In the movie Labyrinth, David Bowie stars as Jareth the Goblin King, stealing babies and casually punting his subjects during musical numbers. He doesn’t look anything like you’d expect a goblin to because he’s actually a fairy of sorts, which get to have better hair and accessorize more with tiaras and stuff. This of course makes Bowie a pretender to the throne.
But in the deep seas around the world swims a true goblin king with no interest in righteous hairstyles: the mysterious goblin shark, whose spring-loaded jaws are surely the animal kingdom’s most incredible chompers. Freaky freaky, as Bowie might say.
First described in 1898, the goblin shark had already been known to Japanese fishermen, who called it tengu-zame, tengu being a mythical goblin with an extremely long nose that looked a bit like Pinocchio, except like Jareth it kidnapped children instead of teaching them not to lie. The shark, which grows up to 12.5 feet long, swims at depths of over 4,000 feet and remains poorly understood, though with each new specimen we’re building a better picture of its incredible adaptations to the deep-sea lifestyle.
Most dramatic, of course, are its highly protrusive jaws packed with needle-like teeth meant to trap, not slice. Sharks are able to project their mouths in this manner because the jaw is suspended by ligaments and cartilage instead of being fused to the skull. And the goblin shark takes this to the extreme with a jaw that pretty much looks like it’s trying to escape from the animal’s face.
“This arrangement allows the entire upper jaw to be dropped and then protruded forward during a bite,” said Clinton Duffy, a conservation biologist with the New Zealand Department of Conservation, in an email interview with WIRED. When the jaw is fired, we’re actually seeing the relaxation of the ligaments, which are then stretched again to bring it all back.
“Goblin sharks have a very large mouth relative to their size,” added Duffy, and the skin and muscles that comprise it are very loose, “allowing it to expand considerably when the mouth is opened and the jaws protruded.” The rapid expansion “probably creates a vacuum that sucks prey into the shark’s mouth.” (See the first footage of the goblin feeding in the Shark Week video below.)
Aiding this vacuum effect is the goblin shark’s highly developed, highly mobile basihyal — a structure analogous to a tongue, except made out of cartilage — making the creature sort of like the Gene Simmons of the deep. As the jaws fire out, the giant basihyal is depressed, providing even more suction, though not substantially more rock and roll, as far as scientists can tell.

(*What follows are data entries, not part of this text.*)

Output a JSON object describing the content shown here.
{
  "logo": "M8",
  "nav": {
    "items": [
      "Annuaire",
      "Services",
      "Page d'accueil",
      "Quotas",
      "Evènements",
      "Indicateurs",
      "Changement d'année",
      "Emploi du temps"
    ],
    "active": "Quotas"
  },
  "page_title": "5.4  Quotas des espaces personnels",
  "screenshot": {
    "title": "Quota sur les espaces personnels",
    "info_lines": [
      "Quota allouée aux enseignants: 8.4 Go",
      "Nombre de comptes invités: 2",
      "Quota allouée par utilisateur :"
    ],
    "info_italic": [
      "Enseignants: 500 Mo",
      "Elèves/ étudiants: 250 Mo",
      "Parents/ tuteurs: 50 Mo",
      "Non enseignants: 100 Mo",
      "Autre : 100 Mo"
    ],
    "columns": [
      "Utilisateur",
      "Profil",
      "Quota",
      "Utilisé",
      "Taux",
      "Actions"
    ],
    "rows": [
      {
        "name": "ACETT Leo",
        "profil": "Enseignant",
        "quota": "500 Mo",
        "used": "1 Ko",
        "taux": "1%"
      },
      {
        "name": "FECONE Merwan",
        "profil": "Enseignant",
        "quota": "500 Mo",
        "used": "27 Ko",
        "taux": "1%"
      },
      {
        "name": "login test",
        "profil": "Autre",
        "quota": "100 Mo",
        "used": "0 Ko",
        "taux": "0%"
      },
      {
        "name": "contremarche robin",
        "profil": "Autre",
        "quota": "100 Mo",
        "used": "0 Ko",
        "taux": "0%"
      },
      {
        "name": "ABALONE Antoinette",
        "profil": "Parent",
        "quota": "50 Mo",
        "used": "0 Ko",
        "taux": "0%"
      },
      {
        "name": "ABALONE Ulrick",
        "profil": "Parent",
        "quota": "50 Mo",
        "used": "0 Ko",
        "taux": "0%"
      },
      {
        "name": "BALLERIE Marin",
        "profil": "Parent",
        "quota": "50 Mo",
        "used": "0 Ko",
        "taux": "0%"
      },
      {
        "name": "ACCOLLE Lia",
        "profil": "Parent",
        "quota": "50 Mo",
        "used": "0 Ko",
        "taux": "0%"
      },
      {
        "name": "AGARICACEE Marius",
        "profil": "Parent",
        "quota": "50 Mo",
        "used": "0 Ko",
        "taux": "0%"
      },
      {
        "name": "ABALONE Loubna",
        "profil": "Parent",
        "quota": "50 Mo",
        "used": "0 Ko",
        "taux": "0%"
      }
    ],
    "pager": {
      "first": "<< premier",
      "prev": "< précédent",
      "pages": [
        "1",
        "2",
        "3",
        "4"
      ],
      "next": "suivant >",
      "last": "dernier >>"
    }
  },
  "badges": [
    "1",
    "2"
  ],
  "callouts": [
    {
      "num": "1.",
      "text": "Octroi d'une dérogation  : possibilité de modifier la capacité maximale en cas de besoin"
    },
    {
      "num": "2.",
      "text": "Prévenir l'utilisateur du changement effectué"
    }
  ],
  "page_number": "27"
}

Such a large mouth, according to Duffy, is an adaptation to an environment that’s poor in food choices, allowing “consumption of a wide range of prey sizes from small crustaceans to large-bodied squid and fish.” We see this mirrored in many other deep-sea predators, from the fangtooth to the wait-a-second-this-shouldn’t-exist gulper eel.
But the goblin shark has to first find prey often in near total darkness. It doesn’t have the highly developed peepers of other deep-sea creatures like, say, the barreleyes. Interestingly, though, “when the head of a goblin shark is viewed from above the eyes are clearly visible, indicating that they are probably able to rotate them to see things directly overhead,” Duffy said. Hunters like the barreleyes peer straight up in this way, looking for the silhouettes of prey against the ever so slight sunlight above (or perhaps like the Little Mermaid they’re just longing for a life above the waves).
Though we can’t yet say for certain that the goblin shark does the same, we can confidently assume it isn’t just wasting the shark family’s most remarkable sense: It’s likely following its nose, only it’s not hunting for Froot Loops, because they’d be super soggy down there.
“The elongated snout is filled with ampullae of Lorenzini,” said Duffy. “These are highly sensitive electroreceptors and probably help the goblin shark detect approaching prey, be it lantern fish or shrimps in the darkened water column, or small benthic fish resting or buried in the sea floor.”